Цифровые часы на стене белого, выцветшего от едких растворов коридора показывали двадцать три сорок пять. Новогодняя ночь, спустя пятнадцать минут до ее главного момента, замерла за толстыми стеклами больничного окна. Гульнара прижала лоб к прохладному стеклу, наблюдая, как далеко внизу, в мире нормальных людей, вспыхивали и тянулись в темноту цепочки фар, а в окнах многоэтажек мигали гирлянды – синие, красные, желтые. Где-то там лилось шампанское, смеялись люди, обнимались под бой курантов. Здесь же, в отделении хирургии, пахло антисептиком, старостью и тихим отчаянием. Воздух был густым, спертым, будто выдохнутым тысячами пациентов.

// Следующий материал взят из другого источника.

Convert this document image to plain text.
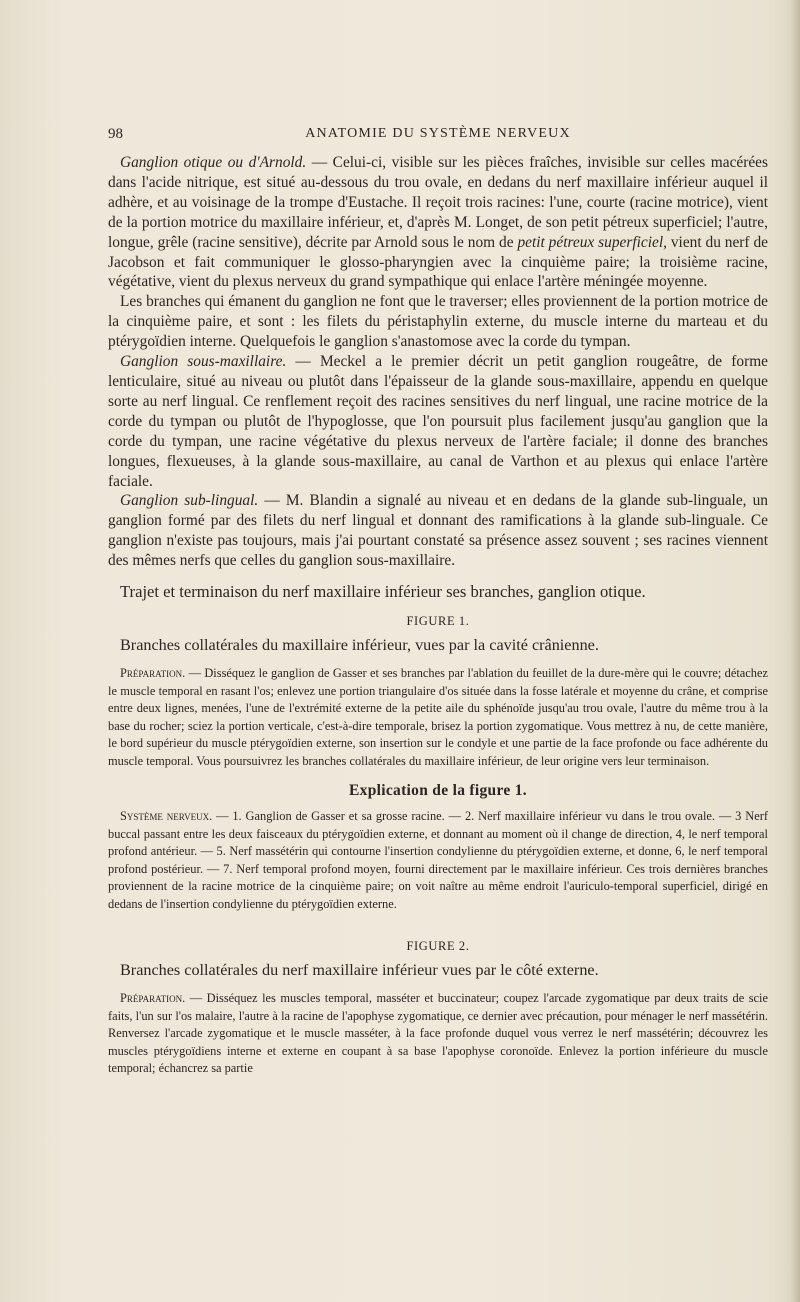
98	ANATOMIE DU SYSTÈME NERVEUX

Ganglion otique ou d'Arnold. — Celui-ci, visible sur les pièces fraîches, invisible sur celles macérées dans l'acide nitrique, est situé au-dessous du trou ovale, en dedans du nerf maxillaire inférieur auquel il adhère, et au voisinage de la trompe d'Eustache. Il reçoit trois racines: l'une, courte (racine motrice), vient de la portion motrice du maxillaire inférieur, et, d'après M. Longet, de son petit pétreux superficiel; l'autre, longue, grêle (racine sensitive), décrite par Arnold sous le nom de petit pétreux superficiel, vient du nerf de Jacobson et fait communiquer le glosso-pharyngien avec la cinquième paire; la troisième racine, végétative, vient du plexus nerveux du grand sympathique qui enlace l'artère méningée moyenne.

Les branches qui émanent du ganglion ne font que le traverser; elles proviennent de la portion motrice de la cinquième paire, et sont : les filets du péristaphylin externe, du muscle interne du marteau et du ptérygoïdien interne. Quelquefois le ganglion s'anastomose avec la corde du tympan.

Ganglion sous-maxillaire. — Meckel a le premier décrit un petit ganglion rougeâtre, de forme lenticulaire, situé au niveau ou plutôt dans l'épaisseur de la glande sous-maxillaire, appendu en quelque sorte au nerf lingual. Ce renflement reçoit des racines sensitives du nerf lingual, une racine motrice de la corde du tympan ou plutôt de l'hypoglosse, que l'on poursuit plus facilement jusqu'au ganglion que la corde du tympan, une racine végétative du plexus nerveux de l'artère faciale; il donne des branches longues, flexueuses, à la glande sous-maxillaire, au canal de Varthon et au plexus qui enlace l'artère faciale.

Ganglion sub-lingual. — M. Blandin a signalé au niveau et en dedans de la glande sub-linguale, un ganglion formé par des filets du nerf lingual et donnant des ramifications à la glande sub-linguale. Ce ganglion n'existe pas toujours, mais j'ai pourtant constaté sa présence assez souvent ; ses racines viennent des mêmes nerfs que celles du ganglion sous-maxillaire.

Trajet et terminaison du nerf maxillaire inférieur ses branches, ganglion otique.
FIGURE 1.
Branches collatérales du maxillaire inférieur, vues par la cavité crânienne.

Préparation. — Disséquez le ganglion de Gasser et ses branches par l'ablation du feuillet de la dure-mère qui le couvre; détachez le muscle temporal en rasant l'os; enlevez une portion triangulaire d'os située dans la fosse latérale et moyenne du crâne, et comprise entre deux lignes, menées, l'une de l'extrémité externe de la petite aile du sphénoïde jusqu'au trou ovale, l'autre du même trou à la base du rocher; sciez la portion verticale, c'est-à-dire temporale, brisez la portion zygomatique. Vous mettrez à nu, de cette manière, le bord supérieur du muscle ptérygoïdien externe, son insertion sur le condyle et une partie de la face profonde ou face adhérente du muscle temporal. Vous poursuivrez les branches collatérales du maxillaire inférieur, de leur origine vers leur terminaison.

Explication de la figure 1.

Système nerveux. — 1. Ganglion de Gasser et sa grosse racine. — 2. Nerf maxillaire inférieur vu dans le trou ovale. — 3 Nerf buccal passant entre les deux faisceaux du ptérygoïdien externe, et donnant au moment où il change de direction, 4, le nerf temporal profond antérieur. — 5. Nerf massétérin qui contourne l'insertion condylienne du ptérygoïdien externe, et donne, 6, le nerf temporal profond postérieur. — 7. Nerf temporal profond moyen, fourni directement par le maxillaire inférieur. Ces trois dernières branches proviennent de la racine motrice de la cinquième paire; on voit naître au même endroit l'auriculo-temporal superficiel, dirigé en dedans de l'insertion condylienne du ptérygoïdien externe.

FIGURE 2.
Branches collatérales du nerf maxillaire inférieur vues par le côté externe.

Préparation. — Disséquez les muscles temporal, masséter et buccinateur; coupez l'arcade zygomatique par deux traits de scie faits, l'un sur l'os malaire, l'autre à la racine de l'apophyse zygomatique, ce dernier avec précaution, pour ménager le nerf massétérin. Renversez l'arcade zygomatique et le muscle masséter, à la face profonde duquel vous verrez le nerf massétérin; découvrez les muscles ptérygoïdiens interne et externe en coupant à sa base l'apophyse coronoïde. Enlevez la portion inférieure du muscle temporal; échancrez sa partie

Она отвернулась от окна. Ее белый халат, когда-то идеально отглаженный, теперь носил следы усталости: чуть помятые полы, пятно от зеленки у кармана, которое уже не отходило. Гульнара прошлась по пустому посту медсестер. Тишина была оглушительной после дневного гула. Все ушли. Все. На долгожданный корпоратив, который организовывали три месяца. Дежурный врач, молодой практикант Саша, сбежал два часа назад, пробормотав что-то про себя.
Позволила. Он сбежал. Уборщица Мария Ивановна, прощаясь, сунула ей в карман халата завернутый в кулёчек салат «Оливье». «Тебе, родная, ты же наша самая безотказная», – сказала она, и в ее глазах читалось не столько восхищение, сколько привычная жалость.
«Безотказная». Это слово висело на Гульнаре как клеймо. Оно означало, что именно она останется дежурить в праздники. Именно она доделает бумаги за других. Именно она сбегает в аптеку за забытыми лекарствами. Ей было тридцать два года, и вся ее жизнь, яркая в мечтах юности, свелась к этому белому коридору, к карточкам пациентов, к биксам со стерильными бинтами и к тихому, беспросветному одиночеству. Даже кошки дома не было – некогда было завести. Мечты о прекрасном принце, о захватывающих приключениях, о любви, которая перевернет мир, казались сейчас не просто глупыми, а издевательски жестокими. Ее принцами были ворчливые старики с аппендицитами, а приключениями – ночные вызовы к послеоперационным больным.
Она тяжело опустилась на стул у поста. На мониторе, показывающем пустые палаты, мигала одна-единственная точка – палата номер семь, где спал после плановой операции пожилой мужчина. Все было спокойно. Слишком спокойно. В тишине слышалось лишь гудение холодильника с лекарствами и отдаленный гул города-праздника.
Внезапно ее взгляд упал на металлический бикс для стерилизации, одиноко стоящий на тележке в конце коридора. Его должны были забрать еще днем. «Последний, – подумала Гульнара с горькой иронией. – Самый последний бикс в этом году. Символично».